The advent of IP security cameras has resulted in the need to maintain existing coax cable for networking applications. The first thing to realise is there are no standards for network transmission over coax. In reality the characteristics governing coax can be considered the opposite of CAT twisted pair cable. CAT cabling for network transmission consists of 4 wire pair, 2 of which are used for signal and PoE transmission. This ability to separate PoE and bandwidth transmitting over two pairs maximises power transmission. Coax cable, when used in the same application, is limited to a single pair – centre conductor and shield. Its characteristics promote bandwidth but limit PoE transmission compared to UTP cable. I emphasize again, there are no standards for coax cable transmission.

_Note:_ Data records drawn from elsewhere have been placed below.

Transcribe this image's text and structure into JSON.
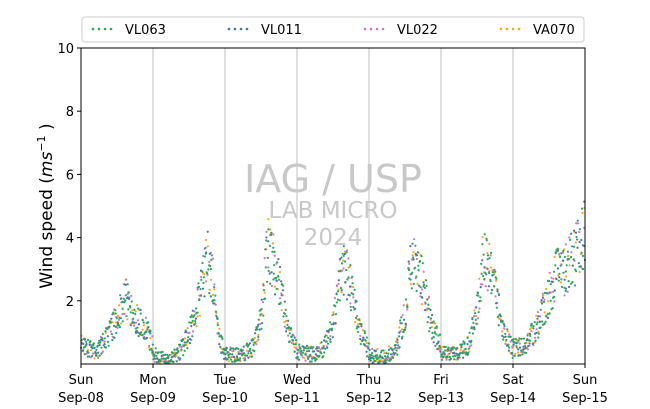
{
  "chart_data": {
    "type": "scatter",
    "ylabel_prefix": "Wind speed (",
    "ylabel_unit": "ms",
    "ylabel_exp": "−1",
    "ylabel_suffix": " )",
    "ylim": [
      0,
      10
    ],
    "yticks": [
      2,
      4,
      6,
      8,
      10
    ],
    "x_range_days": [
      0,
      7
    ],
    "xticks": [
      {
        "day": "Sun",
        "date": "Sep-08"
      },
      {
        "day": "Mon",
        "date": "Sep-09"
      },
      {
        "day": "Tue",
        "date": "Sep-10"
      },
      {
        "day": "Wed",
        "date": "Sep-11"
      },
      {
        "day": "Thu",
        "date": "Sep-12"
      },
      {
        "day": "Fri",
        "date": "Sep-13"
      },
      {
        "day": "Sat",
        "date": "Sep-14"
      },
      {
        "day": "Sun",
        "date": "Sep-15"
      }
    ],
    "grid": "vertical lines at each day",
    "legend_placement": "top",
    "watermark": [
      "IAG / USP",
      "LAB MICRO",
      "2024"
    ],
    "series": [
      {
        "name": "VL063",
        "color": "#2ca25f"
      },
      {
        "name": "VL011",
        "color": "#4a6fb0"
      },
      {
        "name": "VL022",
        "color": "#c779c5"
      },
      {
        "name": "VA070",
        "color": "#f5a623"
      }
    ],
    "daily_profile_note": "approximate diurnal envelopes (hour, wind speed) per day",
    "days": [
      {
        "date": "Sep-08",
        "profile": [
          [
            0,
            0.6
          ],
          [
            5,
            0.4
          ],
          [
            9,
            0.9
          ],
          [
            13,
            1.7
          ],
          [
            15,
            2.1
          ],
          [
            18,
            1.5
          ],
          [
            22,
            1.0
          ],
          [
            24,
            0.5
          ]
        ]
      },
      {
        "date": "Sep-09",
        "profile": [
          [
            0,
            0.3
          ],
          [
            5,
            0.1
          ],
          [
            9,
            0.4
          ],
          [
            12,
            1.0
          ],
          [
            14,
            1.6
          ],
          [
            16,
            2.4
          ],
          [
            18,
            3.4
          ],
          [
            20,
            2.5
          ],
          [
            22,
            0.8
          ],
          [
            24,
            0.3
          ]
        ]
      },
      {
        "date": "Sep-10",
        "profile": [
          [
            0,
            0.3
          ],
          [
            5,
            0.3
          ],
          [
            9,
            0.5
          ],
          [
            12,
            1.5
          ],
          [
            14,
            3.7
          ],
          [
            16,
            3.2
          ],
          [
            18,
            2.6
          ],
          [
            21,
            1.0
          ],
          [
            24,
            0.4
          ]
        ]
      },
      {
        "date": "Sep-11",
        "profile": [
          [
            0,
            0.4
          ],
          [
            5,
            0.3
          ],
          [
            9,
            0.5
          ],
          [
            12,
            1.3
          ],
          [
            14,
            2.5
          ],
          [
            16,
            3.0
          ],
          [
            18,
            2.3
          ],
          [
            21,
            1.0
          ],
          [
            24,
            0.4
          ]
        ]
      },
      {
        "date": "Sep-12",
        "profile": [
          [
            0,
            0.3
          ],
          [
            5,
            0.2
          ],
          [
            9,
            0.5
          ],
          [
            12,
            1.6
          ],
          [
            14,
            3.2
          ],
          [
            16,
            3.0
          ],
          [
            18,
            2.5
          ],
          [
            21,
            1.1
          ],
          [
            24,
            0.6
          ]
        ]
      },
      {
        "date": "Sep-13",
        "profile": [
          [
            0,
            0.4
          ],
          [
            5,
            0.3
          ],
          [
            9,
            0.6
          ],
          [
            12,
            1.7
          ],
          [
            14,
            3.4
          ],
          [
            16,
            3.0
          ],
          [
            18,
            2.2
          ],
          [
            21,
            1.0
          ],
          [
            24,
            0.4
          ]
        ]
      },
      {
        "date": "Sep-14",
        "profile": [
          [
            0,
            0.5
          ],
          [
            4,
            0.6
          ],
          [
            8,
            1.2
          ],
          [
            12,
            2.2
          ],
          [
            14,
            2.8
          ],
          [
            17,
            3.0
          ],
          [
            20,
            3.3
          ],
          [
            23,
            4.0
          ],
          [
            24,
            4.2
          ]
        ]
      }
    ]
  }
}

This process becomes more confusing when you realise there are various type of cables that are called either UTP or Coax. All of these cable have different characteristics that have a direct impact on their ability to transmit bandwidth and PoE. The standards for UTP transmission were set for CAT 5 (5e). Categories 6, 7 and above will tend to have lower cable resistance and longer transmission distance; CAT 3, higher resistance and shorter distance.
Common types of coax cable have varying distance limitations |
The same applies to coax cable. Again there is no standard, the typical cable found in analogue security applications is RG-59. In general, application distance limitations ran between 750 to 1000 feet, greater than the 328 network limitation. This is why extenders are required to convert from coax to UTP and to extend the signal and power range. As with UTP cable, there are two similarities. First, there are different grades of coax; second, there are different types. All these differences generally apply to cable resistance and therefore distance performance. The most common types of coax cable are: RG 59, RG 6 and RG 11
Why is this important? In general there are two reasons. The first is in specifying equipment for a video security system, you are generally dealing with existing wiring and a fixed performance requirement. It is important to know the type and condition of the wiring in order to know what system performance requirements can be met. Second is a function of understanding specifications for the transmission equipment that will be used in the infrastructure. As noted, when maintaining coax, the use of coax-to-Ethernet convertors/extenders is required. In many cases even when UTP is used, distances over the 328-foot limit are required.
A manufacturer’s product specification sheet can truthfully state their products can perform at 100 Mbps, they can handle 802.3at 30 watts and they can transmit distances up to 6,000 feet. However these must be viewed as separate performance claims. The key word is separate. Notice in these statements there is nothing that ties 100Mbps and/or 30 watts (these are examples only) and claimed distance of 6,000 feet together. Neither is the type of cable used indicated. By themselves, each individual claim is truthful; however, applications require they work together, and this is usually not the case. Many times it is difficult to read between the lines of manufacturer’s specifications. Failure to do so can cost additional time, money and even lead to removing the infrastructure itself.
There is a simple answer. Call the manufacturer and have them confirm that their solution will perform as required for your specific application. If necessary, ask for proof that they have conducted testing to support their performance claims. Infrastructure is confusing, and you don’t need to be an expert, you just need to ask the right person(s) the right questions.